Because if our houseplants are talking, what on earth does our dinnerware say? We know our clothes talk about us (God help the person who wears sweatpants on a first date), but do we know what our plumbing says? Are those below the sink s-bends completely passe?

I have a problem with the fact that I know the new trend in sinks. I know what designer I'd like to have made my tape dispenser. I know that the designer who makes the really ugly clothes is actually good-ugly, even though it looks just ugly-ugly, because it's funny-ugly, and signals being really super in-the-know. I do not want to be a walking catalog. I think it's creepy, and I think it's demeaning.



I think we're commodifying ourselves: that we have so little time and so few forums in which to develop a real sense of value that we annex everything around us into a vast whirling theater of identity. It's very 1980's, very Jenny Holtzer, very Barbara Kruger. The same part of me that thinks that the African Violet fashion is a sign of the coming apocalypse thinks that we've developed a post-capitalist language that uses objects as a stand-in for actual identity. Want to look smart and artistic? Have I got the sink (neighborhood, house, garden) for you.

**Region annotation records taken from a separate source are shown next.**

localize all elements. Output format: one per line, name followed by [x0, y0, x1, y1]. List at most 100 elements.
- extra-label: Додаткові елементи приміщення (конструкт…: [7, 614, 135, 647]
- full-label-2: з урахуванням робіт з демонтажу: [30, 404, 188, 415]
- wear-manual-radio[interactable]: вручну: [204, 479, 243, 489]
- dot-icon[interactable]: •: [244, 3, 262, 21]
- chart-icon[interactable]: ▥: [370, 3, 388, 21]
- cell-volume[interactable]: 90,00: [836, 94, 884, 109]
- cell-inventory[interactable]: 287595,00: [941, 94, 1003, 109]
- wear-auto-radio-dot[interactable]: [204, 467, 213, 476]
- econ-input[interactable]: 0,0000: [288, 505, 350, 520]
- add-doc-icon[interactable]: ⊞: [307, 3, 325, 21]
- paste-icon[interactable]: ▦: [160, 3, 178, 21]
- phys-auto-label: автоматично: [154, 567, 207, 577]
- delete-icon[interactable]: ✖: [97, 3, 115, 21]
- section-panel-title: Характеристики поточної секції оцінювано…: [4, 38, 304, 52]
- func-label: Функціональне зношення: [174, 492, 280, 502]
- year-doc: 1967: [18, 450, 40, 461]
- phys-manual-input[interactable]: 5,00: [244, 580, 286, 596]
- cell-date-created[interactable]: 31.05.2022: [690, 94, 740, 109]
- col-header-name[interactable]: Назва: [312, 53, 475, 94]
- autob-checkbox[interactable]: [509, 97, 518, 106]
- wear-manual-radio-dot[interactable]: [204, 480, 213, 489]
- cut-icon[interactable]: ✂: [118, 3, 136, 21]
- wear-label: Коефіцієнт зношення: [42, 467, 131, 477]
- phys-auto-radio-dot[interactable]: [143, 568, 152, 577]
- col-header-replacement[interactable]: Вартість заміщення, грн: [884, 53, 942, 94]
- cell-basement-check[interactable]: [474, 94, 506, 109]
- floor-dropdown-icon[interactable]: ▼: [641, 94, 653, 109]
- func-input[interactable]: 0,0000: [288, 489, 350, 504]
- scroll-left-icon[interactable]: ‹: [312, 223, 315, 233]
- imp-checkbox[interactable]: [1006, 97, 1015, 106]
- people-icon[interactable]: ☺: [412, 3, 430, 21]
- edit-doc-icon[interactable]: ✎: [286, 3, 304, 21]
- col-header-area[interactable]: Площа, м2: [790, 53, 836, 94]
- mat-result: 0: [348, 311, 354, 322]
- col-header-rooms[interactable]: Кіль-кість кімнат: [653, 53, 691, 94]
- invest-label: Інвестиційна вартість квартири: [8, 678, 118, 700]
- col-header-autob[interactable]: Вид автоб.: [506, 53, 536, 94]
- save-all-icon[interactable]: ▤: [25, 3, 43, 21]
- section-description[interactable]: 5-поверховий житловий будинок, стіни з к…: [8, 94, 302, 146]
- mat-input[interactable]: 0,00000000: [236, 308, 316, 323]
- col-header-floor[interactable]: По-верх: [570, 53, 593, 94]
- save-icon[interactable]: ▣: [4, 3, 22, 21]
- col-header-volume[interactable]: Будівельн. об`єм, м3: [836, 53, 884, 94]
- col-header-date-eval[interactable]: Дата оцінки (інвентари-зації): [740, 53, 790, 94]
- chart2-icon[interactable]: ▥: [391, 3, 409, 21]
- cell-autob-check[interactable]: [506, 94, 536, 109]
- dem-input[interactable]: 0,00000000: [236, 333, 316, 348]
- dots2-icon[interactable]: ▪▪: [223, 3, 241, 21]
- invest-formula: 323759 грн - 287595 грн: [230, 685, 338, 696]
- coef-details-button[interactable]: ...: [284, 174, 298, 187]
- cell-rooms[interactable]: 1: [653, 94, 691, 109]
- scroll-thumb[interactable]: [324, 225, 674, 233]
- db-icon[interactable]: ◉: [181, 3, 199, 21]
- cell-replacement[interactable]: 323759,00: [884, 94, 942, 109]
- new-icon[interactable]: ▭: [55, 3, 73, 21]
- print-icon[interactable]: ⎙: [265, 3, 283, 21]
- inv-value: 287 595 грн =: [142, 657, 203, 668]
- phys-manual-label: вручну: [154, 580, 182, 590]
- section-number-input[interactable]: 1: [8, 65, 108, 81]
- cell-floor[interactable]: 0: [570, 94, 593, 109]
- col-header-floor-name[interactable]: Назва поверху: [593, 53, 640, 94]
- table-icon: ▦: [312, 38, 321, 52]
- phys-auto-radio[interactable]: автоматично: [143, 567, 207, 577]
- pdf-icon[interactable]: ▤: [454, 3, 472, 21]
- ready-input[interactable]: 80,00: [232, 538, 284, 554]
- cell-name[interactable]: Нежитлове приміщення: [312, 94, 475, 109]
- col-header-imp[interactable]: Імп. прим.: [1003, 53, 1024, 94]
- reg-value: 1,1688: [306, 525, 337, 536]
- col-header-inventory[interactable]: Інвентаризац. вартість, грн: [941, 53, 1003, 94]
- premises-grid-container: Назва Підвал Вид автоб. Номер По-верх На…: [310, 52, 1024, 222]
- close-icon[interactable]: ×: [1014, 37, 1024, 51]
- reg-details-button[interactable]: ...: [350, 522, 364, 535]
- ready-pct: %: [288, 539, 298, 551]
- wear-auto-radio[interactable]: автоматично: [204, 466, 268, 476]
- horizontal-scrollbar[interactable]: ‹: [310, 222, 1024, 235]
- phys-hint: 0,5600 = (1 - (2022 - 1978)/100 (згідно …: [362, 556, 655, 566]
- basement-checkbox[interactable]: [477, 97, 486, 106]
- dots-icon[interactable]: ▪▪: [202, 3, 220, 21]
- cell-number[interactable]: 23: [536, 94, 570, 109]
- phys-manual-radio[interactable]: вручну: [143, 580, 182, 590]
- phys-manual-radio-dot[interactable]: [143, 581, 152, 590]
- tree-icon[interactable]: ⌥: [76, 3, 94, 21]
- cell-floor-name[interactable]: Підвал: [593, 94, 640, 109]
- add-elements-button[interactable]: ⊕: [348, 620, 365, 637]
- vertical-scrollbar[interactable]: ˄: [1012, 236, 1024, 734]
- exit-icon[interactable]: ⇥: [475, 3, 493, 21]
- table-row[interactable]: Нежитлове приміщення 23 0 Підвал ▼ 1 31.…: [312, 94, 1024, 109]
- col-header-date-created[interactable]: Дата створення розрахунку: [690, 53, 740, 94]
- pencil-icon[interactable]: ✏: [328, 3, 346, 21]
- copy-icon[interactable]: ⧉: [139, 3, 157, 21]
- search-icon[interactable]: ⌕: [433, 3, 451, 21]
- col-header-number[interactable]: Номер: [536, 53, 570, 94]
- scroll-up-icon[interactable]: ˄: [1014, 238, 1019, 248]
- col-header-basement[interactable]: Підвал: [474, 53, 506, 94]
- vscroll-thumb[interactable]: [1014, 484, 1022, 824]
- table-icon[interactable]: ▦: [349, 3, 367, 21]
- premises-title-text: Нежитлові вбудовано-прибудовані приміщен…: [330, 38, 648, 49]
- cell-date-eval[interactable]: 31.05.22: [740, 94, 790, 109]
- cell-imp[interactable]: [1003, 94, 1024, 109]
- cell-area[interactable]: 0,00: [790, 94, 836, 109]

It's shorthand for real relationships, for the development of real ways to mediate identity. We use our objects to read things about each other, and as long as we all agree that there is a language of objects and that they do reflect character, or at least certain aspects of it, the system works. That might be well and good, except that we seem to be going, dare I say, apeshit about this lately. We're like little kids learning that blue is for boys and pink is for girls- but we're talking about plants. And What Your Food Says About You.




And really- must we characterize everything in terms of ourselves? Can't we leave some parts of the world free of our synaptic impulse towards identity politics? Some place where things can be left wild, without interference, alone and symbol-less? There should be an identity free zone. Something like Antarctica- a place where rabbit and turkeys can live in peace without people throwing holidays and assumptions about their fertility and dumbness at them...


Turkey Tail Fungus. It's the new black.